By THlaird Colyne Stewart, June AS 50 (2015)
For the Barbarians, upon winning the ten-man tournament at Murder Melee XXXII.
To Melee came a host of might
A horde to fight upon the field
As ravens flew and wolfen fed
All teams of ten all trained to stand
To face the foe to fight and bleed
When trumpets call’d the thunder came
The horde fell to the happy heri
Bright steel well-swung the poets sang
As blood fed grass as beaten fell
‘Til one side stayed the bar’brous swords
In riches draped the righteous awed
From beah-gifa’s hand the heart of
To plunder right to rich-make home
Written in the style of Old German versification.
This form is made up of lines divided into hemistichs by a caesura. Each hemistich had at two stressed syllables and at least two unstressed syllables.
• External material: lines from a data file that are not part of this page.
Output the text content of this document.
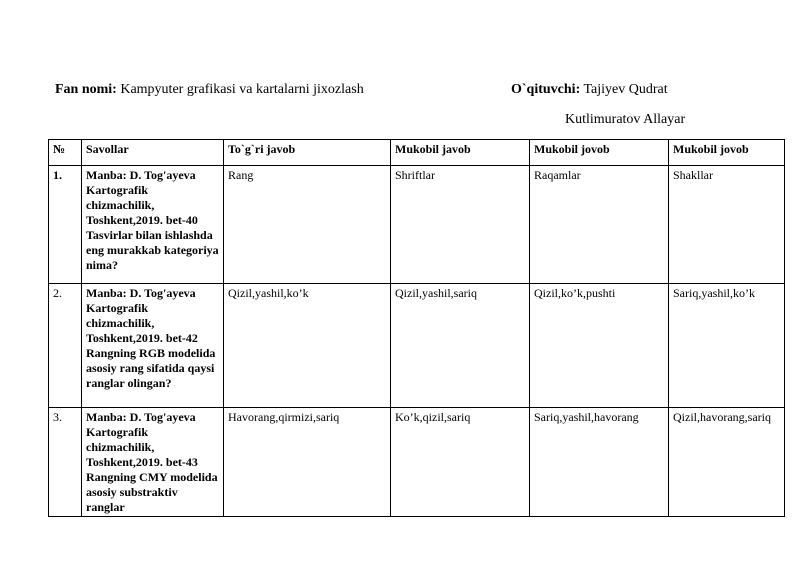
Fan nomi: Kampyuter grafikasi va kartalarni jixozlash	O`qituvchi: Tajiyev Qudrat
Kutlimuratov Allayar
№	Savollar	To`g`ri javob	Mukobil javob	Mukobil jovob	Mukobil jovob
1.	Manba: D. Tog'ayeva Kartografik chizmachilik, Toshkent,2019. bet-40 Tasvirlar bilan ishlashda eng murakkab kategoriya nima?	Rang	Shriftlar	Raqamlar	Shakllar
2.	Manba: D. Tog'ayeva Kartografik chizmachilik, Toshkent,2019. bet-42 Rangning RGB modelida asosiy rang sifatida qaysi ranglar olingan?	Qizil,yashil,ko’k	Qizil,yashil,sariq	Qizil,ko’k,pushti	Sariq,yashil,ko’k
3.	Manba: D. Tog'ayeva Kartografik chizmachilik, Toshkent,2019. bet-43 Rangning CMY modelida asosiy substraktiv ranglar	Havorang,qirmizi,sariq	Ko’k,qizil,sariq	Sariq,yashil,havorang	Qizil,havorang,sariq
The syllables in each hemistich almost always followed one of the following metrical patterns:
The A-line: / x / x (knights in armour)
The B-line: x / x / (the roaring sea)
The C-line: x / / x (on high mountains)
The D1-line: / / \ x (bright archangels)
The D2-line: / / x \ (bold brazenfaced)
The E-line: / \ x / (highcrested elms)
I used the B-line, though I broke the pattern in the first hemistich of the last line.
Alliteration must occur between at least one stressed syllable in each half-line. It should be noted that all vowels alliterated, and so did any words starting with the letter G (whether the syllables had assonance or not).
Heri is an old Germanic term for army, and beah-gifa means “giver of rings” here referring to the Baron and Baroness of Ben Dunfirth.